L'optimisme reste le premier qualificatif employé par les chefs d'entreprise pour caractériser leur situation (39%), devant la confiance (36%). (Crédits : iStock)
Interrogés dans le cadre de « La grande consultation » par Opinion Way pour CCI France/La Tribune/ Europe 1, les chefs d'entreprises restent toujours très optimistes. Sur les réformes prochaines que le gouvernement entend lancer, ils ont néanmoins quelques interrogations. A noter, la reprise des embauches est très faible.

Interrogés dans le cadre de « La grande consultation » par Opinion Way pour CCI France/La Tribune/ Europe 1*, les 604 dirigeants d'entreprises restent optimistes en juin. Certes, après le pic de confiance observé en mai, l'indicateur s'effrite un peu, de quatre points, pour s'élever à 112. Néanmoins, l'optimisme reste le premier qualificatif employé par les chefs d'entreprise pour caractériser leur situation (39%), devant la confiance (36%).

" Ces deux qualificatifs caractérisent plus particulièrement les chefs d'entreprise de 10 salariés ou plus (respectivement 52% et 58%) ", précise l'étude.

Confiants et optimistes, les chefs d'entreprise sont toujours plus nombreux à estimer que la situation actuelle est correctement orientée (32%, + 5 points). Ils se montrent confiants pour l'avenir de leur entreprise dans les douze prochains mois (69%), notamment les chefs d'entreprises de 10 salariés ou plus (94%).

L'état de grâce

Cet enthousiasme en constante progression est à mettre en perspective avec la satisfaction à l'égard du nouveau Président de la République. Près de deux mois après l'élection d'Emmanuel Macron, les trois quarts des dirigeants d'entreprise (75%) se montrent satisfaits de son action, notamment ceux évoluant dans le secteur du commerce (82%) et étant à la tête d'entreprises de 10 salariés ou plus (85%) ", note la Grande consultation.
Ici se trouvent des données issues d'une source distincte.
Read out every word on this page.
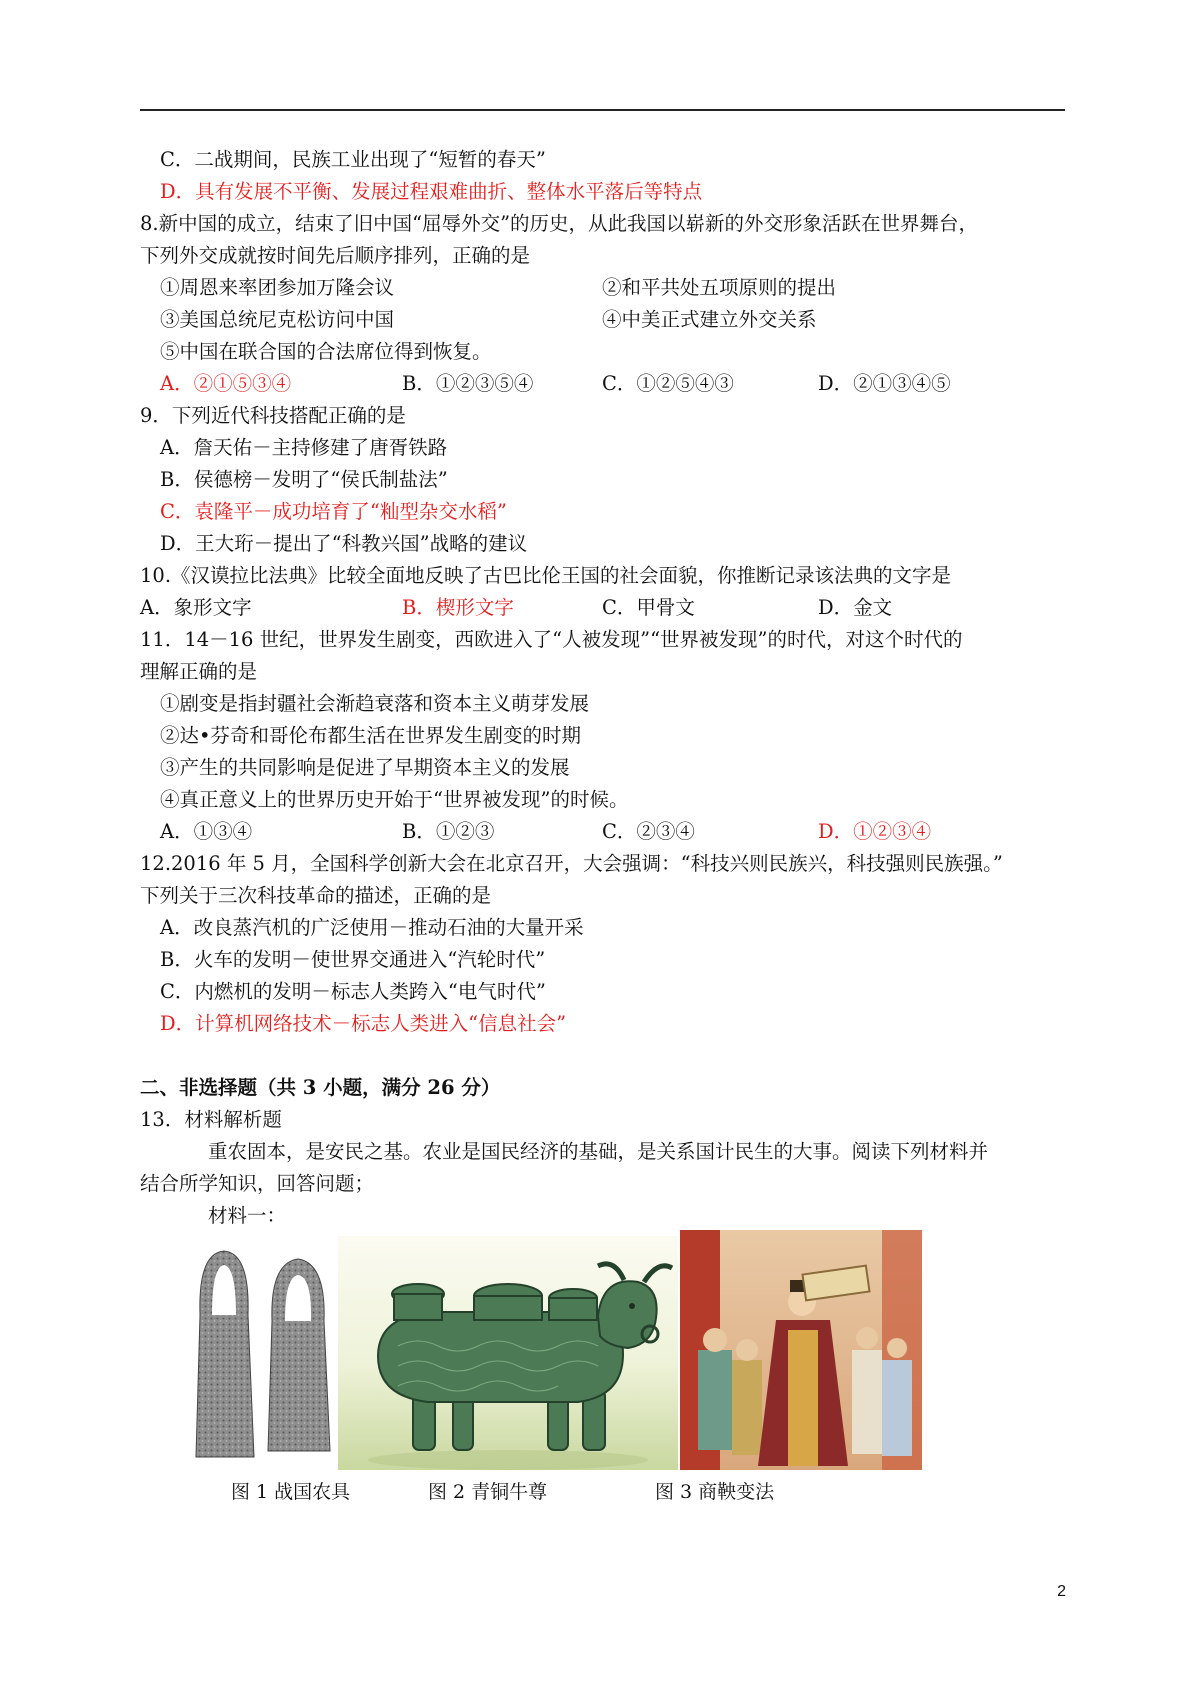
C．二战期间，民族工业出现了“短暂的春天”
D．具有发展不平衡、发展过程艰难曲折、整体水平落后等特点
8.新中国的成立，结束了旧中国“屈辱外交”的历史，从此我国以崭新的外交形象活跃在世界舞台，
下列外交成就按时间先后顺序排列，正确的是
①周恩来率团参加万隆会议	②和平共处五项原则的提出
③美国总统尼克松访问中国	④中美正式建立外交关系
⑤中国在联合国的合法席位得到恢复。
A．②①⑤③④	B．①②③⑤④	C．①②⑤④③	D．②①③④⑤
9．下列近代科技搭配正确的是
A．詹天佑－主持修建了唐胥铁路
B．侯德榜－发明了“侯氏制盐法”
C．袁隆平－成功培育了“籼型杂交水稻”
D．王大珩－提出了“科教兴国”战略的建议
10.《汉谟拉比法典》比较全面地反映了古巴比伦王国的社会面貌，你推断记录该法典的文字是
A．象形文字	B．楔形文字	C．甲骨文	D．金文
11．14－16 世纪，世界发生剧变，西欧进入了“人被发现”“世界被发现”的时代，对这个时代的
理解正确的是
①剧变是指封疆社会渐趋衰落和资本主义萌芽发展
②达•芬奇和哥伦布都生活在世界发生剧变的时期
③产生的共同影响是促进了早期资本主义的发展
④真正意义上的世界历史开始于“世界被发现”的时候。
A．①③④	B．①②③	C．②③④	D．①②③④
12.2016 年 5 月，全国科学创新大会在北京召开，大会强调：“科技兴则民族兴，科技强则民族强。”
下列关于三次科技革命的描述，正确的是
A．改良蒸汽机的广泛使用－推动石油的大量开采
B．火车的发明－使世界交通进入“汽轮时代”
C．内燃机的发明－标志人类跨入“电气时代”
D．计算机网络技术－标志人类进入“信息社会”
二、非选择题（共 3 小题，满分 26 分）
13．材料解析题
重农固本，是安民之基。农业是国民经济的基础，是关系国计民生的大事。阅读下列材料并
结合所学知识，回答问题；
材料一：
图 1 战国农具	图 2 青铜牛尊	图 3 商鞅变法
2
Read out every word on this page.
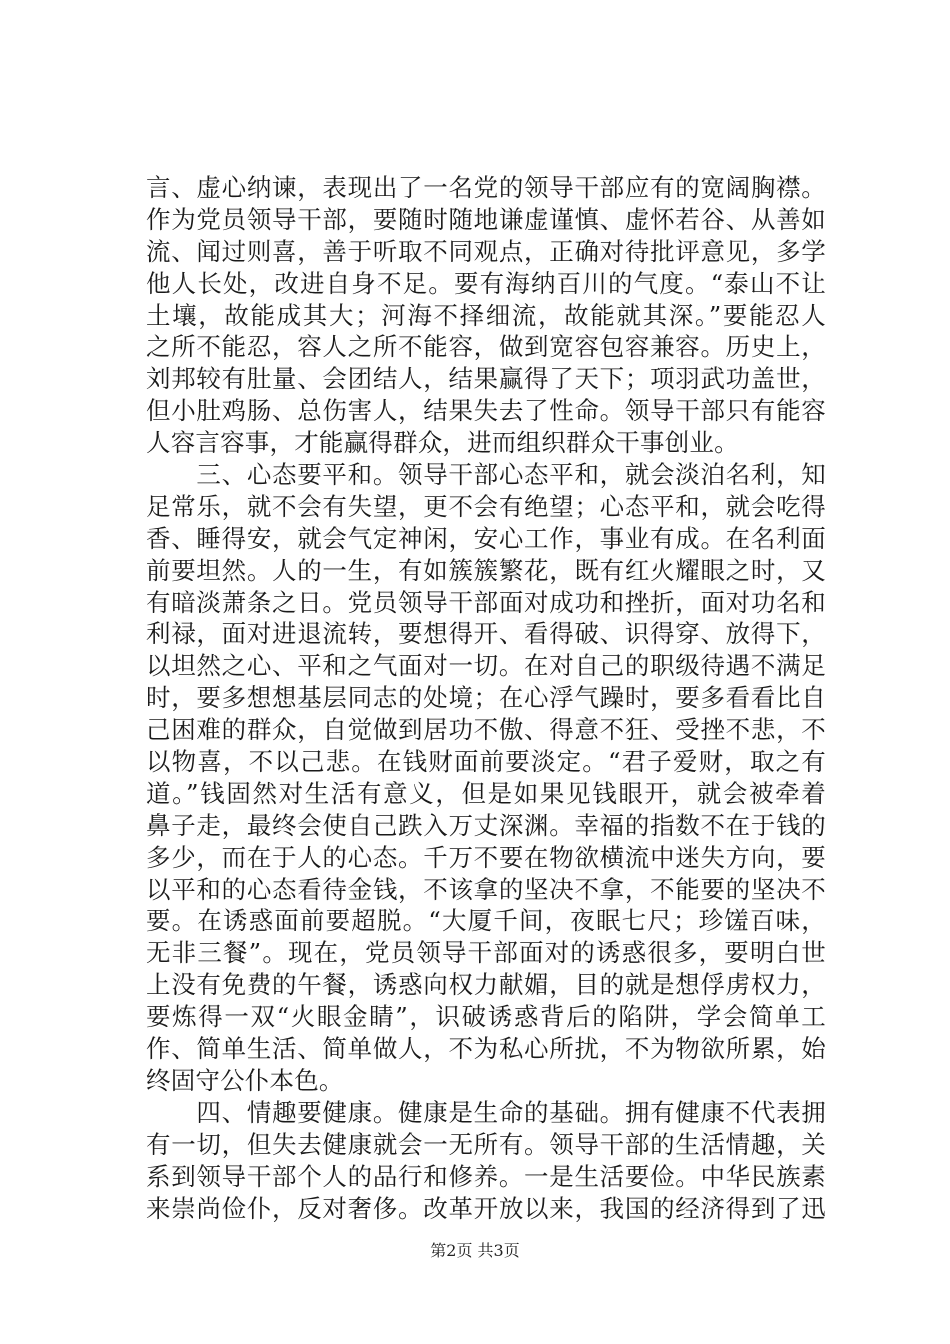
言、虚心纳谏，表现出了一名党的领导干部应有的宽阔胸襟。
作为党员领导干部，要随时随地谦虚谨慎、虚怀若谷、从善如
流、闻过则喜，善于听取不同观点，正确对待批评意见，多学
他人长处，改进自身不足。要有海纳百川的气度。“泰山不让
土壤，故能成其大；河海不择细流，故能就其深。”要能忍人
之所不能忍，容人之所不能容，做到宽容包容兼容。历史上，
刘邦较有肚量、会团结人，结果赢得了天下；项羽武功盖世，
但小肚鸡肠、总伤害人，结果失去了性命。领导干部只有能容
人容言容事，才能赢得群众，进而组织群众干事创业。
　　三、心态要平和。领导干部心态平和，就会淡泊名利，知
足常乐，就不会有失望，更不会有绝望；心态平和，就会吃得
香、睡得安，就会气定神闲，安心工作，事业有成。在名利面
前要坦然。人的一生，有如簇簇繁花，既有红火耀眼之时，又
有暗淡萧条之日。党员领导干部面对成功和挫折，面对功名和
利禄，面对进退流转，要想得开、看得破、识得穿、放得下，
以坦然之心、平和之气面对一切。在对自己的职级待遇不满足
时，要多想想基层同志的处境；在心浮气躁时，要多看看比自
己困难的群众，自觉做到居功不傲、得意不狂、受挫不悲，不
以物喜，不以己悲。在钱财面前要淡定。“君子爱财，取之有
道。”钱固然对生活有意义，但是如果见钱眼开，就会被牵着
鼻子走，最终会使自己跌入万丈深渊。幸福的指数不在于钱的
多少，而在于人的心态。千万不要在物欲横流中迷失方向，要
以平和的心态看待金钱，不该拿的坚决不拿，不能要的坚决不
要。在诱惑面前要超脱。“大厦千间，夜眠七尺；珍馐百味，
无非三餐”。现在，党员领导干部面对的诱惑很多，要明白世
上没有免费的午餐，诱惑向权力献媚，目的就是想俘虏权力，
要炼得一双“火眼金睛”，识破诱惑背后的陷阱，学会简单工
作、简单生活、简单做人，不为私心所扰，不为物欲所累，始
终固守公仆本色。
　　四、情趣要健康。健康是生命的基础。拥有健康不代表拥
有一切，但失去健康就会一无所有。领导干部的生活情趣，关
系到领导干部个人的品行和修养。一是生活要俭。中华民族素
来崇尚俭仆，反对奢侈。改革开放以来，我国的经济得到了迅
第2页 共3页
C'est ce que l'on appelle l'état de grâce ! La lune de miel entre les chefs d'entreprises et le locataire de l'Elysée se prolonge donc. On attend avec impatience leur réaction quand l'exécutif mettra enfin les mains dans le cambouis. De ce point de vue, la rentrée sera intéressante. On guettera avec attention l'appréciation des dirigeants du projet de loi de finances 2018.
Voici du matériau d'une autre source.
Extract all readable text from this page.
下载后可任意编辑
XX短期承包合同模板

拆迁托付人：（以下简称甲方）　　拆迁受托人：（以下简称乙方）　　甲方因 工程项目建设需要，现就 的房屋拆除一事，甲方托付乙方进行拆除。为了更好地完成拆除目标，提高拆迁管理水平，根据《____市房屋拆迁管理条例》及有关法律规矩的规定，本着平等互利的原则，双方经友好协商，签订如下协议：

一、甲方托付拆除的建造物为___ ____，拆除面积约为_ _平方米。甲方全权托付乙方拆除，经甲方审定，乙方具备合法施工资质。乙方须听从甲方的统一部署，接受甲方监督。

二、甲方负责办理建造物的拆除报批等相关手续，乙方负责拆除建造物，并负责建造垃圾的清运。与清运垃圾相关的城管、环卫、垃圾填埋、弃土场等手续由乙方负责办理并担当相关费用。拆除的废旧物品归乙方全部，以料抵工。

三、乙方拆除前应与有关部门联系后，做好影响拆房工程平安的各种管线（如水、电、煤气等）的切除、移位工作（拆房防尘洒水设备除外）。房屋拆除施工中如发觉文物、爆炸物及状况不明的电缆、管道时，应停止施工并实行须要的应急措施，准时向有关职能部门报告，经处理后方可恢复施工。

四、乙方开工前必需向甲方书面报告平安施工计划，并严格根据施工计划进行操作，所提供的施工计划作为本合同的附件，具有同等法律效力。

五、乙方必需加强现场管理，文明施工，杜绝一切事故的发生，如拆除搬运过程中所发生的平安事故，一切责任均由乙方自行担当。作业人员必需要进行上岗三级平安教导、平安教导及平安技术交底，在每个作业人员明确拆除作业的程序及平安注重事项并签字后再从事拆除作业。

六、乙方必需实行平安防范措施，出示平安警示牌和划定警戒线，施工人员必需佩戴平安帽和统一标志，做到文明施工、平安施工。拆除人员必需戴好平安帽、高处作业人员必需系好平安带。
La majorité absolue est une bonne chose

En attendant, les dirigeants d'entreprise considèrent positivement la majorité absolue obtenue par La république en marche (LREM) à l'Assemblée nationale. Selon eux, c'est une bonne chose à la fois pour permettre au président de la République de mener une politique favorable aux entreprises (77%), pour favoriser la croissance économique en France (74%) et aussi pour appliquer la mise en œuvre de la réforme du droit du travail (73%).

A noter, les dirigeants d'entreprises de 10 salariés ou plus se montrent systématiquement plus optimistes que ceux d'entreprises de taille plus modeste (écarts compris entre 8 et 10 points).
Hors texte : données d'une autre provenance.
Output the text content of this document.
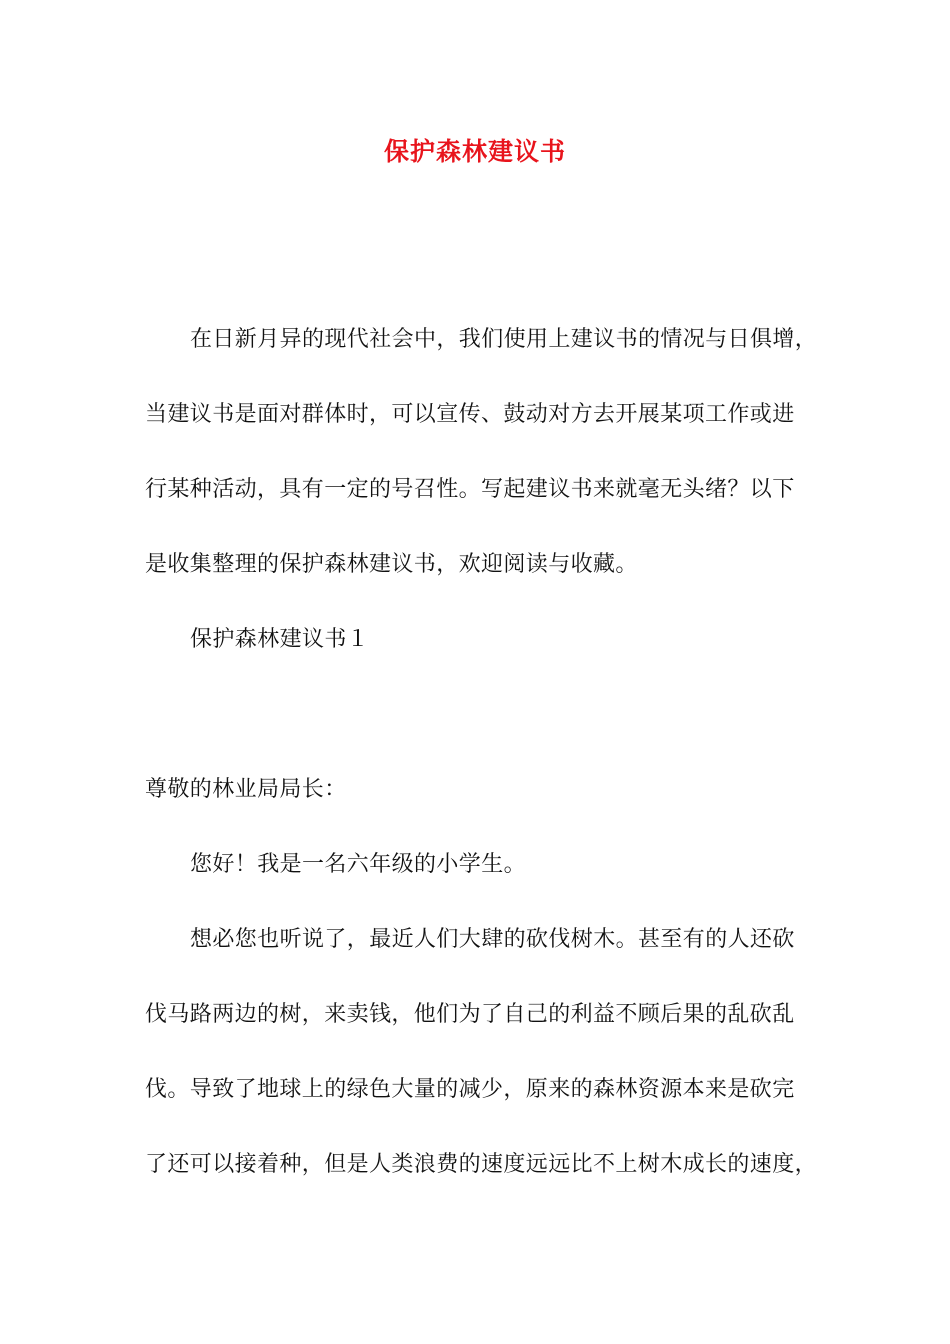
保护森林建议书
在日新月异的现代社会中，我们使用上建议书的情况与日俱增，
当建议书是面对群体时，可以宣传、鼓动对方去开展某项工作或进
行某种活动，具有一定的号召性。写起建议书来就毫无头绪？以下
是收集整理的保护森林建议书，欢迎阅读与收藏。
保护森林建议书１
尊敬的林业局局长：
您好！我是一名六年级的小学生。
想必您也听说了，最近人们大肆的砍伐树木。甚至有的人还砍
伐马路两边的树，来卖钱，他们为了自己的利益不顾后果的乱砍乱
伐。导致了地球上的绿色大量的减少，原来的森林资源本来是砍完
了还可以接着种，但是人类浪费的速度远远比不上树木成长的速度，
Il reste des interrogations

Bien qu'optimistes, les chefs d'entreprises s'interrogent. C'est le cas sur le sujet du droit à l'erreur pour les entreprises promis par le candidat Macron, permettant aux TPE et aux PME de ne plus être sanctionnées automatiquement dès le premier manquement à leurs obligations sociales. Si dans l'ensemble les entrepreneurs trouvent cette mesure rassurante pour leur propre entreprise (79%, dont 21% " Tout à fait "), plus de la moitié craignent même que certaines entreprises n'abusent de ce droit (54%). Par ailleurs, ils se montrent plus circonspects sur l'impact positif de cette réforme sur la création d'entreprises (44%).

Interrogés sur les réformes annoncées par Emmanuel Macron concernant l'apprentissage et la formation professionnelle, les chefs d'entreprise ont eu une réponse claire : ils souhaitent plus de simplification. Parmi ceux concernés par la réforme de l'apprentissage - 45% des chefs d'entreprise n'y ont pas recours -, le souhait d'une simplification du processus de recrutement de ces contrats arrive en tête (20%, et même 41% parmi les dirigeants d'entreprises de 10 salariés ou plus), suivi par une clarification des aides disponibles (17%).

Concernant la simplification de la formation professionnelle, les dirigeants souhaitent avant tout garantir à leur salariés la possibilité d'être formés tout au long de leurs parcours (51%), " conscients qu'aujourd'hui la complexité du système de formation professionnelle multipliant les comptes (CPF, CEP, CIF, etc.) peut constituer un frein , indique l'étude. Ce souhait vient avant celui de fournir un accompagnement pour aider les salariés à changer de statut ou à effectuer une transition professionnelle.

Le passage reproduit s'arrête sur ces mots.